Aussitôt, un juge annonce qu’on ne peut juger que si on est sans défaut et il révèle quelque méfait du juge. Celui-ci ou son collègue riposte du tac au tac en chargeant le défenseur de quelque peccadille qu’il lui connaît. L’un s’entend reprocher qu’il court après les filles, l’autre qu’il arrive à la messe en retard, celui-là qu’il maraude l’herbe des prés pour nourrir ses lapins, ce boulanger qu’il ne fait pas assez bon poids, etc.
On ne doit faire qu’un reproche à la fois, le faire bonnement et sans malice.
A chaque répartie, les carnavals qui se font face et les pêcheurs qui les imitent frappent ensemble le pavé avec leur baguette et sautent en l’air en poussant un « you ! » de désapprobation, puis un carnaval se détache du groupe et fait le tour de la Bédoire en sautant et en poussant des «you ! You ! ».
Lorsque le dernier carnaval après avoir fait le tour de la fontaine a repris sa place, le juge annonce que carnaval, chargé de tous ces crimes est condamné à être brûlé.
Alors, près de la bédoire, on allume un « fugard » et tous se mettent à le sauter : d’abord les carnavals puis les figurants et même les assistants.

Carnaval chante :
Y mienjo la soupa de favos
Que me cache l’estoumac,
Y ma paoure que m’intarre
Ou grand jardi dou tiouro

Et les autres lui répondent
Adiou paoure paourepaoure
Adiou paoure carnava
Tu t’en va et you démourou
L’an que vint sé tournara

Quand le feu est éteint, chacun rentre chez soi, la fête est terminée.
Le mardi à midi tous les acteurs de la veille se réunissent pour un joyeux dîner.
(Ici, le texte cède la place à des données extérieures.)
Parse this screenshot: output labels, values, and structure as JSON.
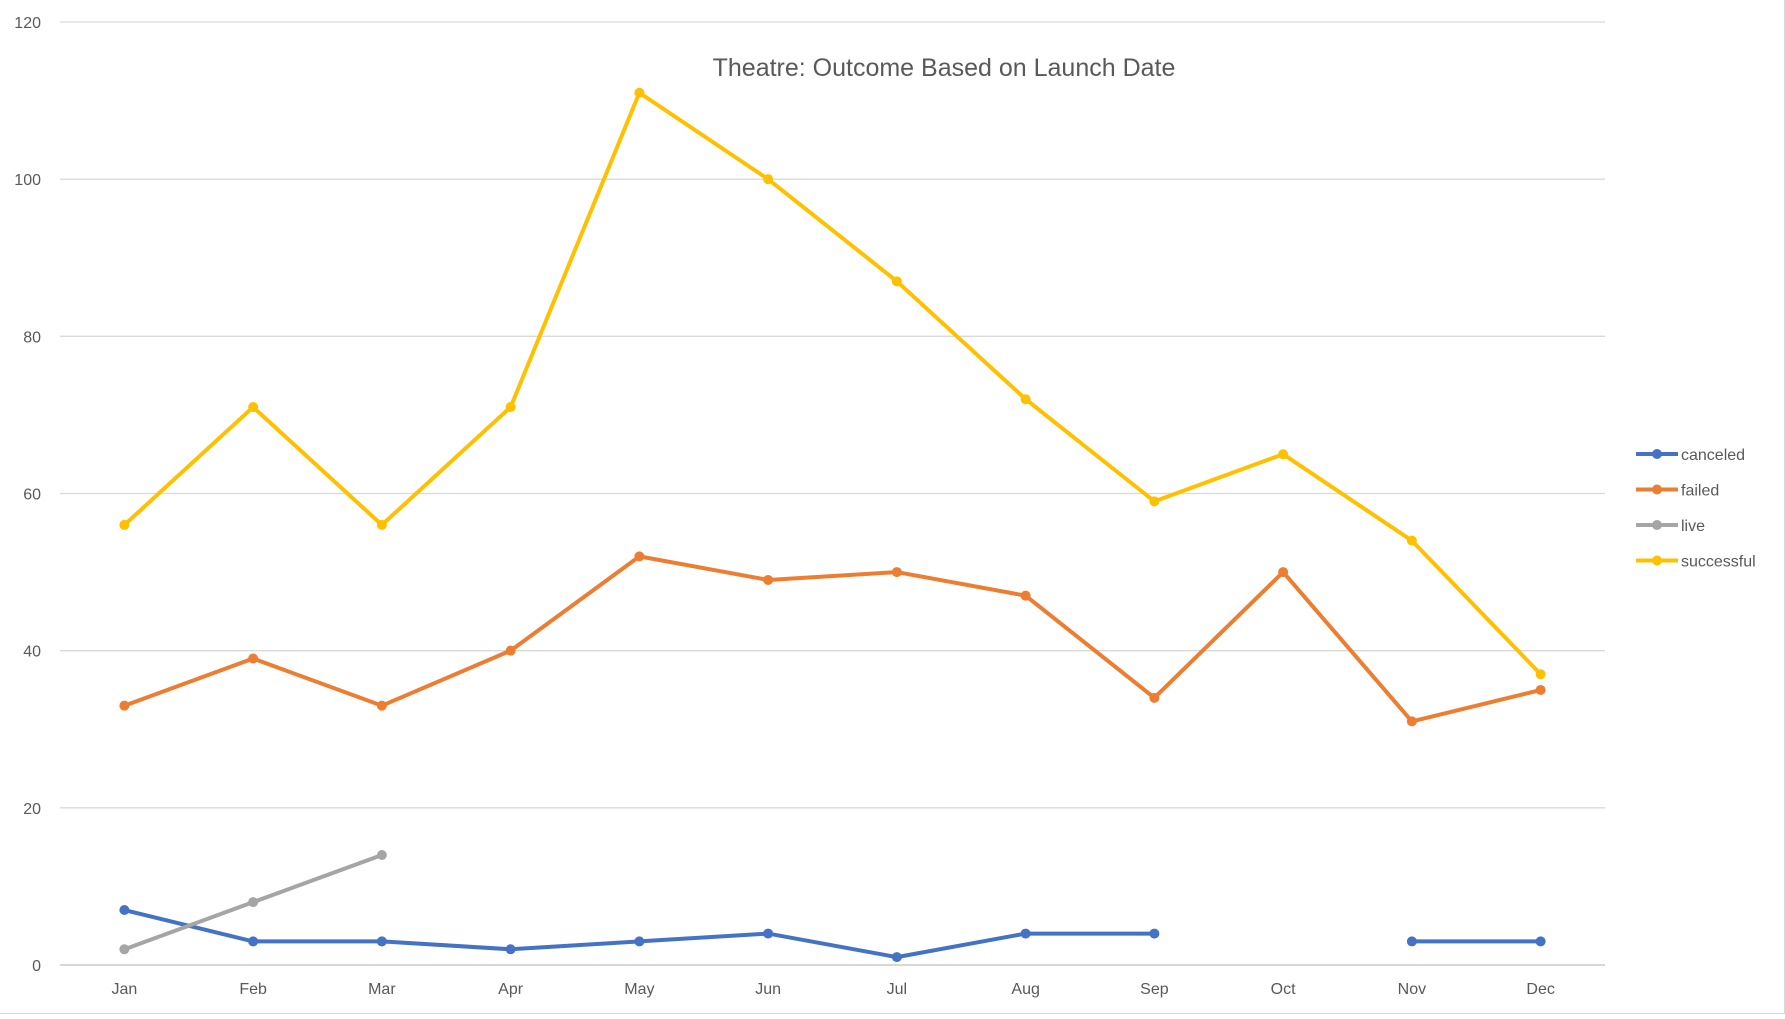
{
  "chart_data": {
    "type": "line",
    "title": "Theatre: Outcome Based on Launch Date",
    "xlabel": "",
    "ylabel": "",
    "categories": [
      "Jan",
      "Feb",
      "Mar",
      "Apr",
      "May",
      "Jun",
      "Jul",
      "Aug",
      "Sep",
      "Oct",
      "Nov",
      "Dec"
    ],
    "ylim": [
      0,
      120
    ],
    "yticks": [
      0,
      20,
      40,
      60,
      80,
      100,
      120
    ],
    "grid": true,
    "legend_position": "right",
    "series": [
      {
        "name": "canceled",
        "color": "#4472C4",
        "values": [
          7,
          3,
          3,
          2,
          3,
          4,
          1,
          4,
          4,
          null,
          3,
          3
        ]
      },
      {
        "name": "failed",
        "color": "#ED7D31",
        "values": [
          33,
          39,
          33,
          40,
          52,
          49,
          50,
          47,
          34,
          50,
          31,
          35
        ]
      },
      {
        "name": "live",
        "color": "#A5A5A5",
        "values": [
          2,
          8,
          14,
          null,
          null,
          null,
          null,
          null,
          null,
          null,
          null,
          null
        ]
      },
      {
        "name": "successful",
        "color": "#FFC000",
        "values": [
          56,
          71,
          56,
          71,
          111,
          100,
          87,
          72,
          59,
          65,
          54,
          37
        ]
      }
    ]
  }
}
Seuls le Grand Carnaval et le Grand Arlequin ont gardé leur costume.
A quatre heures on chante la prière et on le conduit en nourrice au Bois de Lafayette.
Tout est terminé.
Une simple description de ce défilé symbolique parcourant les rues en jouant cent farces inédites au gré des circonstances et se terminant par un jugement humoristique ne peut représenter l’aspect réel de ce carnaval.
Le voir même n’est rien si on ne connaît pas Saint-Didier et l’âme de ceux qui l’ont joué aux siècles passés. Cela paraîtrait puéril, enfantin, primitif ou burlesque. N’est-ce pas le jugement porté par plusieurs sur le carnaval d’Aix ou de Nice ?
Mais si l’on veut admettre que c’est un simple passe-temps de Saint-Didier, une distraction innocente d’une population dont les grandes qualités furent la bonhomie et la solidarité, on comprend que nos aïeux aient attiré tant de monde par ces fêtes ; qu’il en soit venu de Saint-Etienne, de Lyon, d’Annonay, d’Ambert et d’ailleurs ; et que le lundi soir les fenêtres de la grand-place et surtout de l’Hôtel Verdier soient toutes louées.
On n’est pas étonné d’apprendre qu’un enfant du pays Bayle, habitant Marseille, fasse le trajet durant de nombreuses années pour tenir sa place au corso et cela en plein XIX° siècle, c’est à dire à une époque où il avait déjà bien perdu de son antique splendeur.
Pour comprendre celle-ci, il faut se rappeler qu’avant la révolution, cette fête était organisée par les plus grandes familles du pays et que les costumes étaient d’une richesse inouïe.
Toutes les institutions furent ébranlées par l’ouragan de 1793, le carnaval comme les autres, bien que, le 9 thermidor an II (1/9/1794), les députés aient déclaré que la danse était un article réputé et indispensable.
Aussi lorsque sous la restauration, la bourgeoisie voulut faire revivre carnaval, ce ne fut plus avec la même somptuosité de costumes, ni avec la même simplicité d’âme.
Il y eut cependant encore de belles parties
En 1891, à l’exposition de Saint-Etienne, le maire Taix accepta de produire le carnaval de Saint-Didier.
Dans leurs grandes artères et sur la place Marengo, les Stéphanois trouvèrent notre corso bien mesquin. Ils n’en comprirent d’ailleurs pas la bonhomie.
Depuis les bals masqués se substituent à l’original et symbolique carnaval rapporté par le maréchal de Joyeuse.
Ni la morale, ni Saint-Didier n’y gagnent rien.
Aujourd’hui après chaque bal masqué, et même non masqué, on raconte de ces histoires quine font honneur ni à leurs auteurs, ni à leurs familles.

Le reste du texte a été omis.